A friend backstage called out, "Don't just stand there -- sing something." So she did, and the audience was smitten.

But then, her audiences usually were.

After quickly landing a weeklong booking at the Harlem Opera House, the teen-ager caught the ear of multi-instrumentalist Benny Carter, who introduced the youngster to Chick Webb, the Baltimore-born drummer whose band was famous for "Stompin' at the Savoy." A week with Webb became a permanent place in the band, and after Fitzgerald's mother died, he even became the singer's legal guardian. (It was widely rumored that Webb and his wife actually adopted Fitzgerald, but even Fitzgerald was uncertain if that was the case).

Fitzgerald's first hit with the Chick Webb band was "(If You Can't Sing It) You'll Have to Swing It" in 1936, but it was the nursery-rhyme novelty "A-Tisket, A-Tasket" that really put her on the map.

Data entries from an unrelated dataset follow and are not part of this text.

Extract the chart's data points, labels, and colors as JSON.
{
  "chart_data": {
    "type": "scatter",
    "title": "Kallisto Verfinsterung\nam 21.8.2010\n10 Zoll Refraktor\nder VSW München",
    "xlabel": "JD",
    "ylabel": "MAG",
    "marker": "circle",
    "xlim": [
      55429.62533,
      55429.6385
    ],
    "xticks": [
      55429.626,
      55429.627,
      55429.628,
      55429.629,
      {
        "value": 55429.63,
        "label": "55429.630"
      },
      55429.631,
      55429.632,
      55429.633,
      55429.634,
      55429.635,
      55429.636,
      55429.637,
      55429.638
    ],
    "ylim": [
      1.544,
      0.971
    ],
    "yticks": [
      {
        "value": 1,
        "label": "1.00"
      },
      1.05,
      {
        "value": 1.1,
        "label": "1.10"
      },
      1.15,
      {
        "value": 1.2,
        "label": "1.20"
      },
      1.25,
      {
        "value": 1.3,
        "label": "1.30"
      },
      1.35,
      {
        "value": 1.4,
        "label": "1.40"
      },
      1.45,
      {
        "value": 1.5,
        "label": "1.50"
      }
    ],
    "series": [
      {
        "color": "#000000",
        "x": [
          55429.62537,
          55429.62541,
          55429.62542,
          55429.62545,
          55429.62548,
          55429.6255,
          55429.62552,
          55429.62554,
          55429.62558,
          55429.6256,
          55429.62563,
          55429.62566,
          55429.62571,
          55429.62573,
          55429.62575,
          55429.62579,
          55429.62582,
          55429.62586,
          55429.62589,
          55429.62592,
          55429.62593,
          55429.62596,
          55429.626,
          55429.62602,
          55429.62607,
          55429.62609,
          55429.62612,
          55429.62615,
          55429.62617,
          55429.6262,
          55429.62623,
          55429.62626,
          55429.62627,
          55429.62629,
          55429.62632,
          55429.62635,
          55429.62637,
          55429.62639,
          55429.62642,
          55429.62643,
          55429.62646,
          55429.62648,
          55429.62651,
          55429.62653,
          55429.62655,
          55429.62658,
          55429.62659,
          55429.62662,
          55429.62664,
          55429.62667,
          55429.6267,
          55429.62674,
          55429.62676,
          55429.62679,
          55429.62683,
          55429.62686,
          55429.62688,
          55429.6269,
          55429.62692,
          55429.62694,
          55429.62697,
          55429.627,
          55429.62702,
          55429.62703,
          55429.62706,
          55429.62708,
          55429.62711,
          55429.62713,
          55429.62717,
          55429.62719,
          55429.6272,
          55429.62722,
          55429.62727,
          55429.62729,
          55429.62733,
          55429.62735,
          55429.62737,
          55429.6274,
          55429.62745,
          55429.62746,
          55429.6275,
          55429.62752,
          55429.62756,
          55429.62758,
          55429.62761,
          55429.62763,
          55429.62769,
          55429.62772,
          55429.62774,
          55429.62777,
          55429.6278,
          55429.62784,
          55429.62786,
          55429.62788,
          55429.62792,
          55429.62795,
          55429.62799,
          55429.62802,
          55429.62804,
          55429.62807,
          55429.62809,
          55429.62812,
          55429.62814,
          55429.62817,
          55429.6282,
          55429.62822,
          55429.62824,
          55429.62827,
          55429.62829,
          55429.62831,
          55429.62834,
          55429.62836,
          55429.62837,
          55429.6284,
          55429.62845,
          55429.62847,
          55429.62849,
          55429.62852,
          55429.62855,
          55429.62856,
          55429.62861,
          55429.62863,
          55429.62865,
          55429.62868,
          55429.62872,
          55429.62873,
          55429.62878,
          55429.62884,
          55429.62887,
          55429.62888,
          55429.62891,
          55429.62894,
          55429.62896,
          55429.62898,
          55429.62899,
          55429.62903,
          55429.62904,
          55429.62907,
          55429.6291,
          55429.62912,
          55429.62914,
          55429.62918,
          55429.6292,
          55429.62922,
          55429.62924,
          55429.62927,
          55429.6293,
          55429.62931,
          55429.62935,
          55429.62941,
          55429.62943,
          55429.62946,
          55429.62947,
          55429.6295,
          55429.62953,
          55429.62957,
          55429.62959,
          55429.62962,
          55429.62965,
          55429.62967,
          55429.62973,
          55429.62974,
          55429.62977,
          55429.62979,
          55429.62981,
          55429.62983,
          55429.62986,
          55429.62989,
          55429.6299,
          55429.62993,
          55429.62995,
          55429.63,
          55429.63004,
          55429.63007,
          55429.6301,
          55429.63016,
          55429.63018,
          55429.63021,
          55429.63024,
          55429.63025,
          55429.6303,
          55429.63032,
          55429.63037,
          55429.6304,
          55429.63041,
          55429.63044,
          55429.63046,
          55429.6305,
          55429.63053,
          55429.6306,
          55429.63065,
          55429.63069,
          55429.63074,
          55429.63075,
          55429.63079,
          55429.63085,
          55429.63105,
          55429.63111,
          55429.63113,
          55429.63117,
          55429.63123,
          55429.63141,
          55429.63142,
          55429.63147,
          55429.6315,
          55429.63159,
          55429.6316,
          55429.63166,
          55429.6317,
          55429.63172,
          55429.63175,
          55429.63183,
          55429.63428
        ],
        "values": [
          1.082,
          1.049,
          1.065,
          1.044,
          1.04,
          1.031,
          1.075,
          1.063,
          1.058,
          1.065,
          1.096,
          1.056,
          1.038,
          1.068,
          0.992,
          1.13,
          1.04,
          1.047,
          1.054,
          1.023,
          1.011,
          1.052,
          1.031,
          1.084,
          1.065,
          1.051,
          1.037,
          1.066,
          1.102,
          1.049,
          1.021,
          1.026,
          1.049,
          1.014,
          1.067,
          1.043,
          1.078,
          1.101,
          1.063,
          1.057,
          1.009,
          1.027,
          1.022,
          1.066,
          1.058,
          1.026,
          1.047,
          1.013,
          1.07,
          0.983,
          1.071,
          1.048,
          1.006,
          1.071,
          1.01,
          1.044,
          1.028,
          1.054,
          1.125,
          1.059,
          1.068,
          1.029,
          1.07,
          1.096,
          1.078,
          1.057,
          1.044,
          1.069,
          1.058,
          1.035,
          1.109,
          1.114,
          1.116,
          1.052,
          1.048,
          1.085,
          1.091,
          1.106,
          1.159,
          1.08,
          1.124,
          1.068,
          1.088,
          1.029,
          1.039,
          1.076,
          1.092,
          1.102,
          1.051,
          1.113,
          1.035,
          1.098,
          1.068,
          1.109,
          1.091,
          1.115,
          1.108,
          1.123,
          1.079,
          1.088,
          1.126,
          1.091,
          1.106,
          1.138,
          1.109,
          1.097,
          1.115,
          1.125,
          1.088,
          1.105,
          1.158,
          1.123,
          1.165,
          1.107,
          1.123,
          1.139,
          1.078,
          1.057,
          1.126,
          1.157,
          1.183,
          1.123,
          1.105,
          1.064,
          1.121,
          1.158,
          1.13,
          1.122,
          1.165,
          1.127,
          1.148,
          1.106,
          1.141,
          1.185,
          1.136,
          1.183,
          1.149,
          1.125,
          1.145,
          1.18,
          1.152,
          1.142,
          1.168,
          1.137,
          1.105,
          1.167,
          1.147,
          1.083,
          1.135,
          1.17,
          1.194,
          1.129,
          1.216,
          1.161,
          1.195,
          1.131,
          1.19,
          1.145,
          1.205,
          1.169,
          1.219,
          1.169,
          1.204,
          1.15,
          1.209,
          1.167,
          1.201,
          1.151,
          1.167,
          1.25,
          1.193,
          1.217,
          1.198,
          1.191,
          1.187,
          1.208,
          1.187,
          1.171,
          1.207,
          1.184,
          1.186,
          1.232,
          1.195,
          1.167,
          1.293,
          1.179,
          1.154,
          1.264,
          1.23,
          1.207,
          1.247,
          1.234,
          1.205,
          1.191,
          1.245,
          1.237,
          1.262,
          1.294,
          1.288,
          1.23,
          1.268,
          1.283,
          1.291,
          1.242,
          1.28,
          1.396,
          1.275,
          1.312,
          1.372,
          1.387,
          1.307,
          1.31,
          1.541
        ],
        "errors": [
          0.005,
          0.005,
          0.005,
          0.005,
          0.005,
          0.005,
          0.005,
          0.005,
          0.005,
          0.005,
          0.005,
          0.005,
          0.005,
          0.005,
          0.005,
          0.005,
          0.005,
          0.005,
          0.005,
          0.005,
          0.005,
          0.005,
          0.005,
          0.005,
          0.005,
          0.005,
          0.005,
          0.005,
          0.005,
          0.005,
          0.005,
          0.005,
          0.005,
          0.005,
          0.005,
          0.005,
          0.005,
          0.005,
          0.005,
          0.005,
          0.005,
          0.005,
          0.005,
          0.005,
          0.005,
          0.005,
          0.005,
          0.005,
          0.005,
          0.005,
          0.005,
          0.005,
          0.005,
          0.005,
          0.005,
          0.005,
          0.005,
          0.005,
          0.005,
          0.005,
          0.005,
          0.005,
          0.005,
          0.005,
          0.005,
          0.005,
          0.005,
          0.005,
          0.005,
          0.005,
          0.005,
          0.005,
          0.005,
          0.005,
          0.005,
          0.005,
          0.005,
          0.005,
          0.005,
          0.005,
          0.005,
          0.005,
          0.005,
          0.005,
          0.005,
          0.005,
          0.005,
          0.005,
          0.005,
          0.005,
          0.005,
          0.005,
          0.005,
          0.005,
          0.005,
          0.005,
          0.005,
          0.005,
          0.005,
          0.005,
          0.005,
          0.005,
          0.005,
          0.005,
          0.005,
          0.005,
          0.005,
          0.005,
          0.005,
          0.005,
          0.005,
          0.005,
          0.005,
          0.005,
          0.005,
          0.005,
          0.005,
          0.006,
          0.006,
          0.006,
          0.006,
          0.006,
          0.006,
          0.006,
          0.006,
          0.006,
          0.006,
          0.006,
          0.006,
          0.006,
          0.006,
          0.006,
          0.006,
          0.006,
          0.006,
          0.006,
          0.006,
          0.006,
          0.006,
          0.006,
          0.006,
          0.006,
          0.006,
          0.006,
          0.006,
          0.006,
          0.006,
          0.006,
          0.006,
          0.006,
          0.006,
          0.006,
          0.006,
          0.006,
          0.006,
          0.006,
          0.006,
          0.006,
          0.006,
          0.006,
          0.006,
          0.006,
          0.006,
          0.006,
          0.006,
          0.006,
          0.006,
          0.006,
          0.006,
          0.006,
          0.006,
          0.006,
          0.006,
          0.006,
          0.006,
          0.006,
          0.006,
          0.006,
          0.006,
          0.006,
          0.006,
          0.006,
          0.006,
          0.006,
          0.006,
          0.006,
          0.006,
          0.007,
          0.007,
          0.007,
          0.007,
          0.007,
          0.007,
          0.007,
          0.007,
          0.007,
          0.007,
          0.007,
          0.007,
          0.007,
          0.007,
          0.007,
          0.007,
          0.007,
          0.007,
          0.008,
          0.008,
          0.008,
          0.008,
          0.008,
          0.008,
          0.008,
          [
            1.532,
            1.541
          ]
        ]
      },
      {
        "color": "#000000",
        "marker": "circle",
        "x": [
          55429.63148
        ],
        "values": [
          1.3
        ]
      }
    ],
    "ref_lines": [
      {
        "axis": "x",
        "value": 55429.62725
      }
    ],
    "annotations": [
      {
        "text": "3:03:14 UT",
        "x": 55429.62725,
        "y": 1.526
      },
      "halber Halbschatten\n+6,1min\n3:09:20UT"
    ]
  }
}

Said to be the biggest-selling record of the '30s, it stayed at No. 1 for 10 straight weeks and made Fitzgerald a star overnight.

She not only stayed with Webb but took over as the band's leader after the drummer's death in 1939.

In 1942, she finally struck out on her own and had no trouble maintaining popular success while strengthening her reputation as a jazz musician. A pair of songs she recorded with the Ink Spots, "I'm Making Believe" and "Into Each Life Some Rain Must Fall," topped the charts in 1944, and she continued to have Top-10 success through the end of the decade.